"I want to be alone", said Greta Garbo, but if we can believe the words of a pop song, the luckiest people are those who need people.


The most sensible luxury item to choose when appearing on Desert Island Discs would be the complete holodeck of the Starship Enterprise. One of the programmes in the memory of this 3D projector device would be a village pub set in which to sit accompanied only by a conservative newspaper and a half of Directors real ale.  Buying a half indicates sophisticated restraint; you are just a little thirsty, and will be about your business quite soon, so you will be ignored.


It will be afternoon, because doing that in the evening gets you noticed, as the morning news is by then so yesterday, and the reading of it in a pub a bit of a last resort. It would be a fine summer's day, the door would be open and, crucially, the pub would be half full of people. Too many customers would be overwhelming, too few and the paper would have to be read, which is not the purpose of this exercise - an empathic observation of the ordinary.       

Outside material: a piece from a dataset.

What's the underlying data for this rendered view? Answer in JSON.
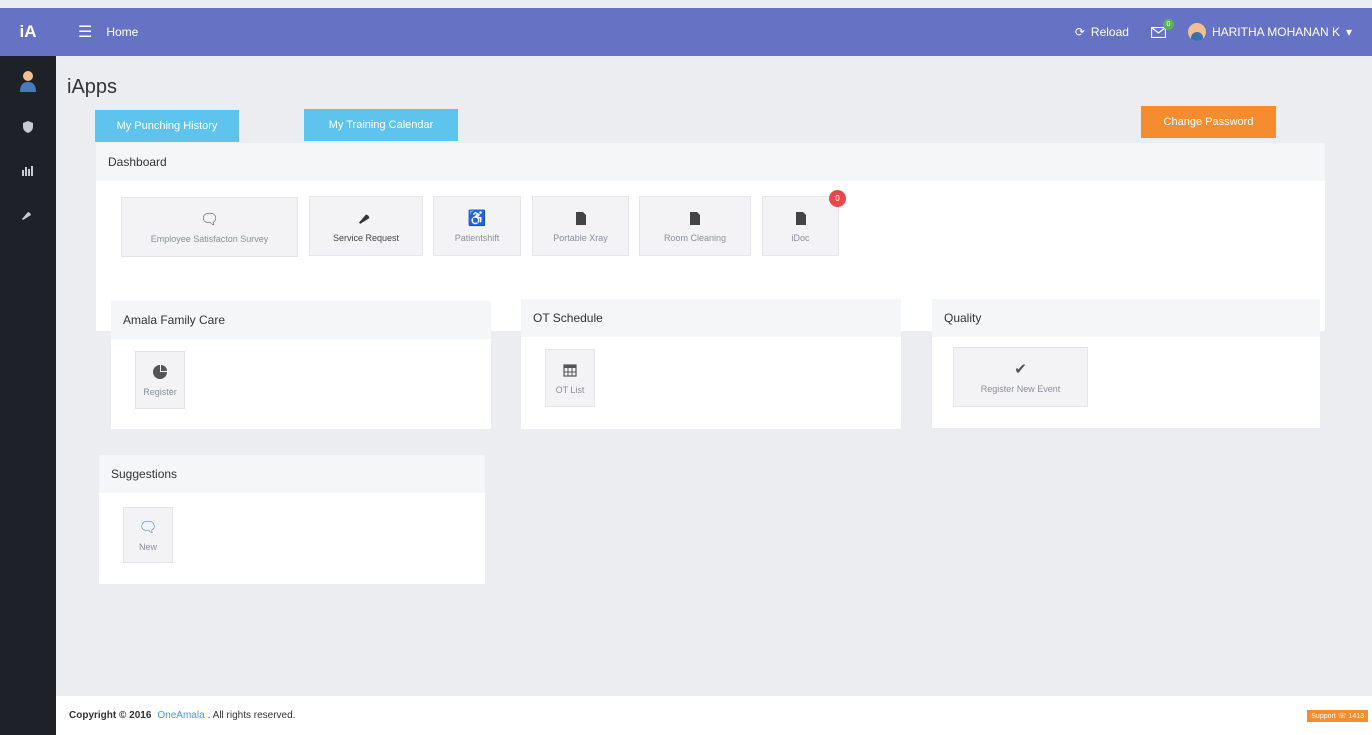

Radio phone-in programmes are also a good way of getting a full colour picture. The subject of one recent discussion was inspirational strangers, people whom you might often see who are just getting on with it in a way that seems admirably sorted.


The percentage of the population who relish being alone, even amidst company, can only be declining, due to mobile phones and the economic idea that a high number of "friends", listed on social websites, is necessary for survival. No wonder the slaves of the ringtone are neurotically anxious for contact reassurance. 


Having the security of a few friends in the background, doing things you can only wonder at and some acquaintances for daily contact, is firm ground for relaxing and watching the flow in soft focus. Exercise judgement and analysis: you will only be shoring up your left brain certainty and you will gain nothing but dry factual clutter. 


Violet will do as an example of how this can shift perception. Violet is my invented name for an elderly lady whom I see quite often. The analytical genius Sherlock would take about two seconds to read all the factual information that you could possibly need from her external appearance. He might, for example, deduce that she was a Bohemian princess, with gold mines in Peru, who bets heavily on the horses, but has a sure-fire tip for the 3.30 at Wincanton.


My own analytical engine is the standard model gone rusty after years of infrequent use but, it will have to do. Violet is a slim, tweedily well dressed lady with a quick, no nonsense manner; the sort of grande dame you might see in charge at a stately house and who always carries a certain newspaper of rather predictable views. That fact marks her card right away and my analysing bit does exactly what it should: puts two and two together and makes a sum out of prejudice. Violet is thus bundled and boxed by a few feeble assumptions and, whatever militant mindset I might have, will be reinforced.         


Violet unplugged is much fuzzier. She is probably a granny and she seems to take a lot of trouble to look nice when going out. She never speaks or takes much notice of anyone else but concentrates on the paper. Is there an air of stoic isolation about her perhaps? So you might feel like giving her your smiley face, at which point she might just leap to and batter you to a pulp with her journal of family values or, more likely, you might get invited round for a cup of Earl Grey, with two digestives, in the orangery.     


Writers, so I hear tell, are born observers and should sometimes be left alone to their dream-like gawping. The multitasking mania is a distraction. It might look righteously busy but has been proven inefficient. The bestselling author and psychoanalyst F. Scott Peck points out that we hardly ever listen to anyone with our full undivided attention, without bias, and there is a centuries old story which illustrates present awareness very well. Three monks were discussing the accomplishments of their venerable masters. "My abbot", said one, "can swim across oceans whilst reading the Sutras." "That is nothing" said the second, "my master can build a temple whilst writing haikus." The third monk was unimpressed, "When my master eats, he just eats. When he washes clothes, he just washes clothes."


In reality, attention flutters between two or more tasks of any significant interest, and this, unfortunately, is quite the usual state of affairs. So if you are really set on a nice walk, then it is vital to keep your mouth firmly closed. If you want to socialise, stay put.  


Research also shows that most of the population abhors silence and solitude, but the number of creative participants in Desert Island Discs who already work in peace and quiet is remarkable. Time to switch off that distracting noise and make something perhaps?